Non occorre in applicazioni standard di tecnologie di sicurezza elettronica erigere barriere e perimetri commerciali, è necessario invece comprenderne le potenzialità di utilizzo, il valore aggiunto che una gestione intelligente può dare su tematiche preventive, di razionalizzazione delle risorse, dell’efficientamento della mobilità, di razionalizzazione dei flussi di traffico. Non solo biciclette e monopattini dunque, per cambiare il volto delle città e rincorrere le future sfide per le quali siamo già in ritardo, ma utilizzo intelligente della tecnologia partendo dall’esistente.

Una telecamera, solo perché di produzione cinese, difficilmente potrà da sola consentire una reale minaccia al sistema paese, piuttosto è l’uso che ne facciamo ed il sistema in cui la connettiamo che può rappresentare un reale rischio, e qui non è necessario scomodare, come ormai abitudine, complesse tematiche di cyber, perché sicurezza fisica e logica sono interconnesse e fanno sistema.

Ormai aldilà dei proclami sulla sostenibilità c’è un tale volume di CO2 nell’atmosfera che le dichiarazioni di principio risultano poco credibili.

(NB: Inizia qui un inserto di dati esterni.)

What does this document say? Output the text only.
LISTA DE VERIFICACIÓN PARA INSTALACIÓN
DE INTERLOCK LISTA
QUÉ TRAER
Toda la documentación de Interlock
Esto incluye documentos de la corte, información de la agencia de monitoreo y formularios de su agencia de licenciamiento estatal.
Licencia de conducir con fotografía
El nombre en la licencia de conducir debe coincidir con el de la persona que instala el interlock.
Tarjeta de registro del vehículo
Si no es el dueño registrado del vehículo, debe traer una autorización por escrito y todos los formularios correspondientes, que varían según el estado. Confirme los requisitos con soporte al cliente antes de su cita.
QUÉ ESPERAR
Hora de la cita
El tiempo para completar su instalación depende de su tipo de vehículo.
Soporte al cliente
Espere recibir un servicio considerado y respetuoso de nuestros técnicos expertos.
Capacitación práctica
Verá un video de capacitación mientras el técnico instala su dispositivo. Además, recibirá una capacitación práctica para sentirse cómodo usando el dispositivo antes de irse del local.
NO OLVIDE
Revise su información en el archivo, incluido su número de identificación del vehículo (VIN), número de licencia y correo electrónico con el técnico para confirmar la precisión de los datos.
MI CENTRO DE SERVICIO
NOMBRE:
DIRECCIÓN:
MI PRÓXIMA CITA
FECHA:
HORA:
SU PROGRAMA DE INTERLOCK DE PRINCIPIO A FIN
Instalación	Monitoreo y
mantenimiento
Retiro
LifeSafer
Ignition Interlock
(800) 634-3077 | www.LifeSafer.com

C’è una soluzione per la sostenibilità ed è la tecnologia, e chi è il primo paese per esportazione di tecnologia “pulita” (impianti fotovoltaici, eolico, etc.): la Cina, la stessa di cui dovremmo diffidare. Nonostante il paese asiatico sia parte importante del problema dell’inquinamento ambientale globale, il suo ruolo potrà piuttosto essere rivisto eventualmente per sfruttare la riduzione dei costi della tecnologia, per utilizzarla tenendo a mente come obiettivo la sostenibilità.

Quali scenari dunque tra prodotti cinesi, sicurezza e sostenibilità? Esistono le condizioni tecnologiche per cambiare paradigma e cogliere le nuove opportunità partendo da un utilizzo intelligente dell’esistente, le città sono già ricche di telecamere e tecnologie cinesi ma poverissime di gestione intelligente, adeguati centri di monitoraggio, funzioni adeguate di controllo remoto, autonomia dai prodotti e dai produttori. L’utilizzo delle tecnologie di sicurezza ed una graduale transizione sostenibile, sono questi i temi su cui dovremmo concentrarci anziché disperdere risorse su ormai inutili battaglie protezionistiche in controtendenza rispetto ai mercati ed agli scenari politici e socio economici.